On 04/08/16 07:21 PM, Dan Swartzendruber wrote:
> On 2016-08-04 19:03, Digimer wrote:
>> On 04/08/16 06:56 PM, Dan Swartzendruber wrote:
>>> I'm setting up an HA NFS server to serve up storage to a couple of
>>> vsphere hosts.  I have a virtual IP, and it depends on a ZFS resource
>>> agent which imports or exports a pool.  So far, with stonith disabled,
>>> it all works perfectly.  I was dubious about a 2-node solution, so I
>>> created a 3rd node which runs as a virtual machine on one of the hosts.
>>> All it is for is quorum.  So, looking at fencing next.  The primary
>>> server is a poweredge R905, which has DRAC for fencing.  The backup
>>> storage node is a Supermicro X9-SCL-F (with IPMI).  So I would be using
>>> the DRAC agent for the former and the ipmilan for the latter?  I was
>>> reading about location constraints, where you tell each instance of the
>>> fencing agent not to run on the node that would be getting fenced.  So,
>>> my first thought was to configure the drac agent and tell it not to
>>> fence node 1, and configure the ipmilan agent and tell it not to fence
>>> node 2.  The thing is, there is no agent available for the quorum node.
>>> Would it make more sense instead to tell the drac agent to only run on
>>> node 2, and the ipmilan agent to only run on node 1?  Thanks!
>> This is a common mistake.
>> Fencing and quorum solve different problems and are not interchangeable.
>> In short;
>> Fencing is a tool when things go wrong.
>> Quorum is a tool when things are working.
>> The only impact that having quorum has with regard to fencing is that it
>> avoids a scenario when both nodes try to fence each other and the faster
>> one wins (which is itself OK). Even then, you can add 'delay=15' the
>> node you want to win and it will win is such a case. In the old days, it
>> would also prevent a fence loop if you started the cluster on boot and
>> comms were down. Now though, you set 'wait_for_all' and you won't get a
>> fence loop, so that solves that.
>> Said another way; Quorum is optional, fencing is not (people often get
>> that backwards).
>> As for DRAC vs IPMI, no, they are not two things. In fact, I am pretty
>> certain that fence_drac is a symlink to fence_ipmilan. All DRAC is (same
>> with iRMC, iLO, RSA, etc) is "IPMI + features". Fundamentally, the fence
>> action; rebooting the node, works via the basic IPMI standard using the
>> DRAC's BMC.
>> To do proper redundant fencing, which is a great idea, you want
>> something like switched PDUs. This is how we do it (with two node
>> clusters). IPMI first, and if that fails, a pair of PDUs (one for each
>> PSU, each PDU going to independent UPSes) as backup.
> Thanks for the quick response.  I didn't mean to give the impression
> that I didn't know the different between quorum and fencing.  The only
> reason I (currently) have the quorum node was to prevent a deathmatch
> (which I had read about elsewhere.)  If it is as simple as adding a
> delay as you describe, I'm inclined to go that route.  At least on
> CentOS7, fence_ipmilan and fence_drac are not the same.  e.g. they are
> both python scripts that are totally different.
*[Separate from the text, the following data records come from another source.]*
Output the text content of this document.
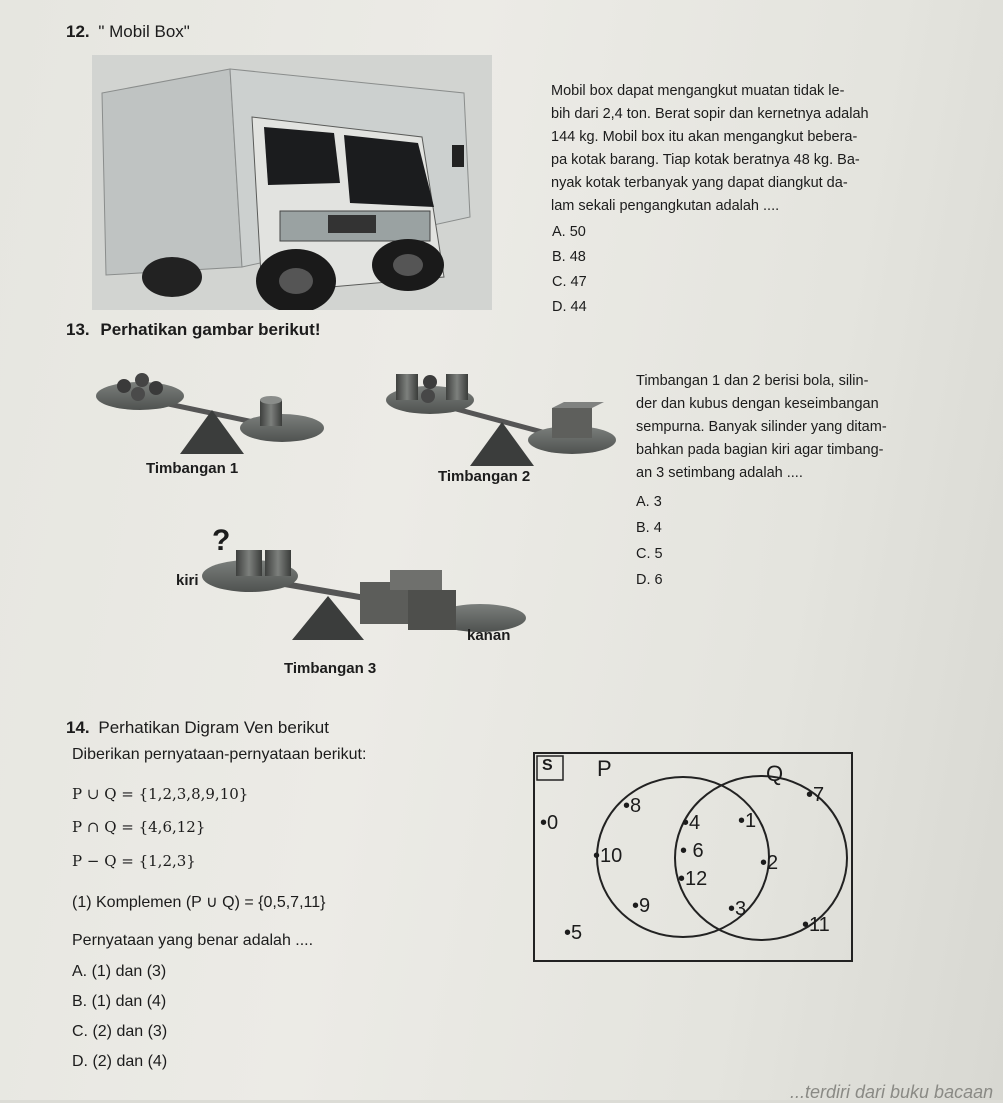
12. " Mobil Box"
Mobil box dapat mengangkut muatan tidak le-
bih dari 2,4 ton. Berat sopir dan kernetnya adalah
144 kg. Mobil box itu akan mengangkut bebera-
pa kotak barang. Tiap kotak beratnya 48 kg. Ba-
nyak kotak terbanyak yang dapat diangkut da-
lam sekali pengangkutan adalah ....
A. 50
B. 48
C. 47
D. 44
13. Perhatikan gambar berikut!
Timbangan 1	Timbangan 2
?
kiri
kanan
Timbangan 3
Timbangan 1 dan 2 berisi bola, silin-
der dan kubus dengan keseimbangan
sempurna. Banyak silinder yang ditam-
bahkan pada bagian kiri agar timbang-
an 3 setimbang adalah ....
A. 3
B. 4
C. 5
D. 6
14. Perhatikan Digram Ven berikut
Diberikan pernyataan-pernyataan berikut:
P ∪ Q = {1,2,3,8,9,10}
P ∩ Q = {4,6,12}
P − Q = {1,2,3}
(1) Komplemen (P ∪ Q) = {0,5,7,11}
Pernyataan yang benar adalah ....
A. (1) dan (3)
B. (1) dan (4)
C. (2) dan (3)
D. (2) dan (4)
S P	Q
•8
•10
•9
•4
• 6
•12
•1
•2
•3
•0
•7
•5	•11
...terdiri dari buku bacaan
The delay is perfectly fine. We've shipped dozens of two-node systems
over the last five or so years and all were 2-node and none have had
trouble. Where node failures have occurred, fencing operated properly
and services were recovered. So in my opinion, in the interest of
minimizing complexity, I recommend the two-node approach.

As for the two agents not being symlinked, OK. It still doesn't change
the core point through that both fence_ipmilan and fence_drac would be
acting on the same target.

Note; If you lose power to the mainboard (which we've seen, failed
mainboard voltage regulator did this once), you lose the IPMI (DRAC)
BMC. This scenario will leave your cluster blocked without an external
secondary fence method, like switched PDUs.